Banjir Rendam Sejumlah Wilayah di Kendari, Tim SAR Evakuasi 18 Warga dan Temukan 1 Korban Meninggal

18
Operasi SAR banjir di Kota Kendari berhasil menyelamatkan 18 warga. Sementara satu korban dilaporkan meninggal dunia akibat terseret arus banjir.
Advertisement

Kendari,Trimediasultra.com – Operasi SAR bencana banjir di sejumlah titik wilayah Kota Kendari resmi ditutup pada Sabtu (10/5/2026), setelah tim gabungan berhasil mengevakuasi warga terdampak dan melakukan pemantauan di sejumlah lokasi banjir.

Berdasarkan laporan dari Kepala Kantor Pencarian dan Pertolongan (KPP) Kendari, Amiruddin A.S, operasi dimulai sejak pagi hari dengan membagi personel ke beberapa tim evakuasi dan pemantauan.

Pada pukul 07.45 Wita, Tim 1 melakukan pemantauan di kawasan Kaliwanggu, Kelurahan Lepo-Lepo serta Amohalo, Kelurahan Baruga. Dalam operasi tersebut, tim berhasil mengevakuasi 12 warga terdiri dari 10 perempuan dan 2 laki-laki.

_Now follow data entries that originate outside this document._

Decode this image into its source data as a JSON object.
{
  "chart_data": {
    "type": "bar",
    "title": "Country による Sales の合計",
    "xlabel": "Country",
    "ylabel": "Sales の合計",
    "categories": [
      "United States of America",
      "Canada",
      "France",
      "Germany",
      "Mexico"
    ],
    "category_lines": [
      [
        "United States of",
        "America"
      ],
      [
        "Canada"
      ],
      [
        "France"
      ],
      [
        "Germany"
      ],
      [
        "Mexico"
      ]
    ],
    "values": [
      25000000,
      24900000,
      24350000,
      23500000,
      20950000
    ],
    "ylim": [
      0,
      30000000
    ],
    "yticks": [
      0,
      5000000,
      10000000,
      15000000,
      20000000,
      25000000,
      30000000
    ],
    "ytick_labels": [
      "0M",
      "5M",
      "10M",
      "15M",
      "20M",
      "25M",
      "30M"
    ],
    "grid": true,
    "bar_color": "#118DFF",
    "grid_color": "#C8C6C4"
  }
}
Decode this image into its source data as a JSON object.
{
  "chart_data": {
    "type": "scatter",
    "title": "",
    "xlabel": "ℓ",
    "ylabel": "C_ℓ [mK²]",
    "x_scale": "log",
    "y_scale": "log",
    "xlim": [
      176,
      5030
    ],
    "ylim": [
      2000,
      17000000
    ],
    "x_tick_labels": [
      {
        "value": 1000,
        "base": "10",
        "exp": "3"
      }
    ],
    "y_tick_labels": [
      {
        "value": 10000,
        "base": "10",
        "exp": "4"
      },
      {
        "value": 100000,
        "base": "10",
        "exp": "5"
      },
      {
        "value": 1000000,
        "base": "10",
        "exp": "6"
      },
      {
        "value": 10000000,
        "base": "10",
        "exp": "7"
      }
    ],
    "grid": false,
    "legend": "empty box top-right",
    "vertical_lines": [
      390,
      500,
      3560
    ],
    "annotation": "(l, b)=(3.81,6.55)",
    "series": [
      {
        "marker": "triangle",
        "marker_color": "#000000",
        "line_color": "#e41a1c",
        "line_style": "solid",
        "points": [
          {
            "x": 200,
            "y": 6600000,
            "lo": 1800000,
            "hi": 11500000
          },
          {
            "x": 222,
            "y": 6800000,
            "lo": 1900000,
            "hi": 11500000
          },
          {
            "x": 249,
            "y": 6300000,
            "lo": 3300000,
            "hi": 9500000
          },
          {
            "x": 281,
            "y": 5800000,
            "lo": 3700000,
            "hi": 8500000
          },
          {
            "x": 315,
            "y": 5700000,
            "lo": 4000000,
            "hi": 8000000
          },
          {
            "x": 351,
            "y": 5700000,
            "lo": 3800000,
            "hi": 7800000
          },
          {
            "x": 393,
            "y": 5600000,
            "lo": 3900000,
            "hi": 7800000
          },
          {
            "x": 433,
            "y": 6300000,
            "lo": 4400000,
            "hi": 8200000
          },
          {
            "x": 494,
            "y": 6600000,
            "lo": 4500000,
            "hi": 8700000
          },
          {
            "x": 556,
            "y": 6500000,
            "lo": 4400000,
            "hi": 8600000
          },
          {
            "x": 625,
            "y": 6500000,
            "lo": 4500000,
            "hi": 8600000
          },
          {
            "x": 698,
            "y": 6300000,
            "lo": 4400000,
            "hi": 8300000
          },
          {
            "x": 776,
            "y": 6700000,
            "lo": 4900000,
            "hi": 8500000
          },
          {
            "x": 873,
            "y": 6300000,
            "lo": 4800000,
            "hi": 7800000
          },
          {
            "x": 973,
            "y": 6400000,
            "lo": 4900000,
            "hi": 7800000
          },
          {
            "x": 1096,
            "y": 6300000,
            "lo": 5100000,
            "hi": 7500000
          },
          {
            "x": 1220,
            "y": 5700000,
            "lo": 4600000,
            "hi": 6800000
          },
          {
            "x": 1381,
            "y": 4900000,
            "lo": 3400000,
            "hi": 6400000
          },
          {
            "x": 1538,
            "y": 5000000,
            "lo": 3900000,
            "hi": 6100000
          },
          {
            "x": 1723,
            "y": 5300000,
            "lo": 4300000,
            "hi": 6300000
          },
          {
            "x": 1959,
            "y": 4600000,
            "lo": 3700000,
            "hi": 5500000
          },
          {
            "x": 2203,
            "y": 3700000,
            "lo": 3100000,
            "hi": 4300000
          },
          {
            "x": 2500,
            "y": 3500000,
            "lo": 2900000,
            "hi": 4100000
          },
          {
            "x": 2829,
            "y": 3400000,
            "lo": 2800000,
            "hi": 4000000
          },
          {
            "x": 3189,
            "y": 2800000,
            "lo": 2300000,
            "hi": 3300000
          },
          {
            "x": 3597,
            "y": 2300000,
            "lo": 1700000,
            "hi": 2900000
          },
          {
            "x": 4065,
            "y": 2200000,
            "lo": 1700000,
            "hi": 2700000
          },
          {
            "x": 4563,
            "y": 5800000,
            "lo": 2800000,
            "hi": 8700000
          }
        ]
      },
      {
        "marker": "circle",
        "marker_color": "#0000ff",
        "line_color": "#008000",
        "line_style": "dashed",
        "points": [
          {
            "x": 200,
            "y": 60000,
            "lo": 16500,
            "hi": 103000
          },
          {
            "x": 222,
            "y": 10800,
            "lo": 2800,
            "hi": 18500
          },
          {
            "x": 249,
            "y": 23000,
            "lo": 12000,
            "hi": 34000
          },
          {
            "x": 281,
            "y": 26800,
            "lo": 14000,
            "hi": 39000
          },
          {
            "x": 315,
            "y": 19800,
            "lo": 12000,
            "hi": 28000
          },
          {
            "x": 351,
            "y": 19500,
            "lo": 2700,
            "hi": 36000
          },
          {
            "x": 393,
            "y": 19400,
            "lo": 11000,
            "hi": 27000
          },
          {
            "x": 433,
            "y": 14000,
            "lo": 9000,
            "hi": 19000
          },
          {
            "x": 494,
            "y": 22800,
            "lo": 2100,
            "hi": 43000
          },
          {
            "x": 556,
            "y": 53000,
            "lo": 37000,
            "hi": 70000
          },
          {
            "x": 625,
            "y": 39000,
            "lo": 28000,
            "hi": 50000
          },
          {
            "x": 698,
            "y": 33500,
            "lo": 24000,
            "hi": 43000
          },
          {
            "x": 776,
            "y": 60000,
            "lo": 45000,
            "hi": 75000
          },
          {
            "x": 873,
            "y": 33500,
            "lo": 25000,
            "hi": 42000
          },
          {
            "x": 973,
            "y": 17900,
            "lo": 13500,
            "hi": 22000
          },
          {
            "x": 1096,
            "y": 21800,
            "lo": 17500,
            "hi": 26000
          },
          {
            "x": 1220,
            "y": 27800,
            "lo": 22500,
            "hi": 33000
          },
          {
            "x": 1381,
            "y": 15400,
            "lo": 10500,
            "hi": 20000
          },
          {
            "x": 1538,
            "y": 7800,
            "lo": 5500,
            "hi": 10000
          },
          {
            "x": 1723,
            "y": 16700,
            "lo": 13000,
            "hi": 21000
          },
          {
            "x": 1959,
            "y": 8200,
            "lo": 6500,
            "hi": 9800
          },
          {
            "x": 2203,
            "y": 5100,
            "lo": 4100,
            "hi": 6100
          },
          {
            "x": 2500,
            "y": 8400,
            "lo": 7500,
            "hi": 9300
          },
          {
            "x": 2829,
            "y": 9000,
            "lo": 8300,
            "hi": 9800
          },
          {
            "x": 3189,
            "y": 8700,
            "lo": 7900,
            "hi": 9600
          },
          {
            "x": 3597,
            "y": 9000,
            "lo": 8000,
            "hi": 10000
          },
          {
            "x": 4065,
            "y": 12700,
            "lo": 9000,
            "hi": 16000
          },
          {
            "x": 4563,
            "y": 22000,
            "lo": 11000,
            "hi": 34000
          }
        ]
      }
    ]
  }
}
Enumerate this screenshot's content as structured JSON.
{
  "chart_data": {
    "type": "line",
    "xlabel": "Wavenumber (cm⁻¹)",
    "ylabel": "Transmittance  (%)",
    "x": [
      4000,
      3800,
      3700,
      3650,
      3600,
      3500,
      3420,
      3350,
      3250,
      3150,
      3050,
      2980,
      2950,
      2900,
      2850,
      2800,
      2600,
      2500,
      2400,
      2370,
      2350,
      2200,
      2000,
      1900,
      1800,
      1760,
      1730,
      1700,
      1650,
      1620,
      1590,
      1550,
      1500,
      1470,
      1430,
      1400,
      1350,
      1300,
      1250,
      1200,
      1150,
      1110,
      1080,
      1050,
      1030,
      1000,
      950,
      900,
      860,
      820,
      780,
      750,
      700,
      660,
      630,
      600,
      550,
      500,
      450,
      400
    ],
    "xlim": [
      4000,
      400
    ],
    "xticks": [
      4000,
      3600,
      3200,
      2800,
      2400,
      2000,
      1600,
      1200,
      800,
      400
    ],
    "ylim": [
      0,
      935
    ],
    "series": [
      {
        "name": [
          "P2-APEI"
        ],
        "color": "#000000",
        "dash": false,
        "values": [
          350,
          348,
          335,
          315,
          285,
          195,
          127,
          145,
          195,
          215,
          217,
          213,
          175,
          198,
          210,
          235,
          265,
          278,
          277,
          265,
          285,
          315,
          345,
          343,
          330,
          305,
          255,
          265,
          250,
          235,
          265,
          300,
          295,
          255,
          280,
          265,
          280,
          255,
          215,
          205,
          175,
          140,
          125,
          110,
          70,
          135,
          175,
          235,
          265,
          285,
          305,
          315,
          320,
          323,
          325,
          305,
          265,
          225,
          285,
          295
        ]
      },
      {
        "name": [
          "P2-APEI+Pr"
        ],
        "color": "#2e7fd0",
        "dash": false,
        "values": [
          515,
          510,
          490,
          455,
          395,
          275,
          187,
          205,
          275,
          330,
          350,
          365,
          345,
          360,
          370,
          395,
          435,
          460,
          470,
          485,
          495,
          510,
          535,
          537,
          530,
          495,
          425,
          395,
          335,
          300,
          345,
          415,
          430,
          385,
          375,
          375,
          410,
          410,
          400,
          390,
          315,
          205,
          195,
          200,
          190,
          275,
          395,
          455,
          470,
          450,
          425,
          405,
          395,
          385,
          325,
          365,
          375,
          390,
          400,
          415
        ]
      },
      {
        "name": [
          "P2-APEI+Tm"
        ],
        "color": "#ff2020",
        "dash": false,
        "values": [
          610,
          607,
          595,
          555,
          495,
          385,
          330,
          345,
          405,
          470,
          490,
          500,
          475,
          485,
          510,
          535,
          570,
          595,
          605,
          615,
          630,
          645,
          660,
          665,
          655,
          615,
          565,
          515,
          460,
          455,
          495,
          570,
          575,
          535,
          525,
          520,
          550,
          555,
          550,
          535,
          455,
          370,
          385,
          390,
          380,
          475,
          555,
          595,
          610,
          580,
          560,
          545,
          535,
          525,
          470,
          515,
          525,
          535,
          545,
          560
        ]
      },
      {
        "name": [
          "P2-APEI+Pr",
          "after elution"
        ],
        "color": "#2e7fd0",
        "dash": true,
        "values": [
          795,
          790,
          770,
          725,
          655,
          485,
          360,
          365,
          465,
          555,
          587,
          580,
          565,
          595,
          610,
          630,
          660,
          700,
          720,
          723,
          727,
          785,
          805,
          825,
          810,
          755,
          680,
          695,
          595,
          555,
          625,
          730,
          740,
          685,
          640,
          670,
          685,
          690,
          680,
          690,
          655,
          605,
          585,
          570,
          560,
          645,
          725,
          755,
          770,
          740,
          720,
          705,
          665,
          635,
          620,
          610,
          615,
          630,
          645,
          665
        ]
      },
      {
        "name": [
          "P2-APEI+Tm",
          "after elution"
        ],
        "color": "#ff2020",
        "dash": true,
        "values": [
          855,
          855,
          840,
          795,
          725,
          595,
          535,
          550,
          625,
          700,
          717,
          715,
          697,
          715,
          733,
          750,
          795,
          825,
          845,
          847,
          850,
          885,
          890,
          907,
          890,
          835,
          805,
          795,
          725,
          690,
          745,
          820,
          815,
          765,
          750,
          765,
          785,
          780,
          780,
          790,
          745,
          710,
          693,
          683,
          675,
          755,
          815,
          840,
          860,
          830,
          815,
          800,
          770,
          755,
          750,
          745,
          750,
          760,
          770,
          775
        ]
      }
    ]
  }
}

Selanjutnya, pada pukul 08.00 Wita, Tim 2 diberangkatkan menuju Lorong Lasolo dan Kampung Salo untuk melakukan monitoring serta dukungan evakuasi bagi warga terdampak banjir.
Sekitar pukul 11.03 Wita, seorang korban yang sebelumnya terseret arus banjir ditemukan dalam kondisi meninggal dunia di wilayah Kelurahan Benu-Benua. Korban diketahui bernama Rangga (5), warga Kelurahan Punggaloba.

Sementara itu, Tim 3 yang bergerak pada pukul 11.05 Wita menuju kawasan HBM, Pasar Anduonohu, Lorong Bangau Kambu, berhasil mengevakuasi enam warga terdiri dari empat laki-laki dan dua perempuan.

Pada pukul 11.15 Wita, Tim 4 melakukan pemantauan di sekitar Rumah Sakit Hermina menyusul adanya permintaan evakuasi. Namun, saat tim tiba di lokasi, warga yang membutuhkan pertolongan telah melakukan evakuasi mandiri.
Kemudian, Tim 5 melaksanakan dropping logistik ke sejumlah titik pemantauan dan evakuasi sejak pukul 11.20 Wita.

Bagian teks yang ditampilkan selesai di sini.